Implementing a Custom String Tokenizer in JavaScript



Implementing a custom string tokenizer in JavaScript involves creating a function that splits a string into tokens based on specific rules. Tokenizers are often used in compilers, interpreters, and text processing tools. In this episode, we'll create a custom string tokenizer that can handle different delimiters and quotes.


What is a String Tokenizer?

A string tokenizer is a tool that splits a string into a sequence of tokens. Tokens are meaningful elements like words, numbers, or symbols, separated by delimiters such as spaces, commas, or custom characters.

Real Interview Insights

Interviewers might ask you to:

  • Implement a custom string tokenizer.
  • Handle various delimiters, including spaces, commas, and custom characters.
  • Handle quoted strings where delimiters within quotes are ignored.
  • Handle escape sequences within quoted strings.

Implementing a Custom String Tokenizer

Here’s an implementation of a custom string tokenizer:

function customTokenizer(str, delimiters = [' ', ',', ';'], quoteChar = '"') {
  const tokens = [];
  let currentToken = '';
  let inQuotes = false;
  let escapeNext = false;
 
  for (let i = 0; i < str.length; i++) {
    const char = str[i];
 
    if (escapeNext) {
      currentToken += char;
      escapeNext = false;
    } else if (char === '\\') {
      escapeNext = true;
    } else if (char === quoteChar) {
      inQuotes = !inQuotes;
      currentToken += char; // Include the quote character in the token
    } else if (!inQuotes && delimiters.includes(char)) {
      if (currentToken) {
        tokens.push(currentToken);
        currentToken = '';
      }
    } else {
      currentToken += char;
    }
  }
 
  if (currentToken) {
    tokens.push(currentToken);
  }
 
  return tokens;
}
Explanation:
  • Delimiter Handling: Use the provided delimiters to split the string into tokens.
  • Quote Handling: Use the provided quote character to handle quoted strings.
  • Escape Sequences: Handle escape sequences within quoted strings.
  • Edge Cases: Handle empty tokens and strings with consecutive delimiters.

Practical Examples

Consider examples with various delimiters and quoted strings:

const input1 = 'Hello, "world", how are you?';
console.log(customTokenizer(input1, [',', ' ']));
// Output: ['Hello', '"world"', 'how', 'are', 'you?']
 
const input2 = 'name="John Doe", age=30, city="New York"';
console.log(customTokenizer(input2, [',', '=', ' ']));
// Output: ['name', '"John Doe"', 'age', '30', 'city', '"New York"']
 
const input3 = 'path="C:\\Program Files\\App", version="1.0.0"';
console.log(customTokenizer(input3, [',', '=']));
// Output: ['path', '"C:\\Program Files\\App"', 'version', '"1.0.0"']

Handling Edge Cases

  1. Consecutive Delimiters: Ensure that consecutive delimiters are handled correctly.
  2. Empty Tokens: Handle cases where tokens are empty.
  3. Complex Quotes: Correctly handle quotes and escape sequences.
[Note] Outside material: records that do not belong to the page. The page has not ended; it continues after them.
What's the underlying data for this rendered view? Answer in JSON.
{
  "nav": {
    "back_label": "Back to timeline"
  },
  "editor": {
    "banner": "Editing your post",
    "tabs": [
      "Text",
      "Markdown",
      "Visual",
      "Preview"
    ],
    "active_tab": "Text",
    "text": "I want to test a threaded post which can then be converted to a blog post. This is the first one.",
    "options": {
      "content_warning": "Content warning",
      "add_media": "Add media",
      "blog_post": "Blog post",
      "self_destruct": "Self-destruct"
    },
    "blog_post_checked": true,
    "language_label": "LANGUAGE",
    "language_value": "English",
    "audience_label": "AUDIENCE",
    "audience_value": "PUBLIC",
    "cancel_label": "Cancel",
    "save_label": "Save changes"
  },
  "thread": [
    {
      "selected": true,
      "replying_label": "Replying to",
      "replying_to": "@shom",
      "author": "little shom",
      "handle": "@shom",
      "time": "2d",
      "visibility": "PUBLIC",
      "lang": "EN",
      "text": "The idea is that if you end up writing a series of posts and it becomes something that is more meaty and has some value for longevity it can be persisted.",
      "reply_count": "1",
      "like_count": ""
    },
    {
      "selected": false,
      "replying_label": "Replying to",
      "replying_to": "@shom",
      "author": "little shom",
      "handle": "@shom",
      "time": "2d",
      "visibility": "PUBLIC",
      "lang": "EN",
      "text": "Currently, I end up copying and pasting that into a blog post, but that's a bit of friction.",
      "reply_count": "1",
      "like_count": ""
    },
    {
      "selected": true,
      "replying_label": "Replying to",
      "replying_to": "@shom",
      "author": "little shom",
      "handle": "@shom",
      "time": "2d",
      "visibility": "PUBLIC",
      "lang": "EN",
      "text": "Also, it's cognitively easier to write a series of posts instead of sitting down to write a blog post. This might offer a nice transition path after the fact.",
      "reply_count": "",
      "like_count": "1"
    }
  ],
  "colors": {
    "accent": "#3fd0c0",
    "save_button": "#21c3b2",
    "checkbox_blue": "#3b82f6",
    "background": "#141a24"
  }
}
Enhanced Implementation with Additional Features

function customTokenizer(str, delimiters = [' ', ',', ';'], quoteChar = '"') {
  const tokens = [];
  let currentToken = '';
  let inQuotes = false;
  let escapeNext = false;
 
  for (let i = 0; i < str.length; i++) {
    const char = str[i];
 
    if (escapeNext) {
      currentToken += char;
      escapeNext = false;
    } else if (char === '\\') {
      escapeNext = true;
    } else if (char === quoteChar) {
      inQuotes = !inQuotes;
      currentToken += char; // Include the quote character in the token
    } else if (!inQuotes && delimiters.includes(char)) {
      if (currentToken || char !== ' ') { // Handle empty tokens, except for spaces
        tokens.push(currentToken);
        currentToken = '';
      }
    } else {
      currentToken += char;
    }
  }
 
  if (currentToken) {
    tokens.push(currentToken);
  }
 
  return tokens;
}
 
// Example usage with additional edge cases
const input4 = 'name="John Doe"  ,,, age=30, city="New York"';
console.log(customTokenizer(input4, [',', '=', ' ']));
// Output: ['name', '"John Doe"', '', '', '', 'age', '30', 'city', '"New York"']
 
const input5 = 'path="C:\\\\Program Files\\\\App", version="1.0.0"';
console.log(customTokenizer(input5, [',', '=']));
// Output: ['path', '"C:\\\\Program Files\\\\App"', 'version', '"1.0.0"']

Use Cases for Custom String Tokenizer

  1. Text Processing: Splitting text into words, sentences, or other meaningful elements.
  2. Parsing Configuration Files: Tokenizing configuration files with various delimiters and quoted strings.
  3. Command-Line Arguments: Parsing command-line arguments with complex quoting and escaping.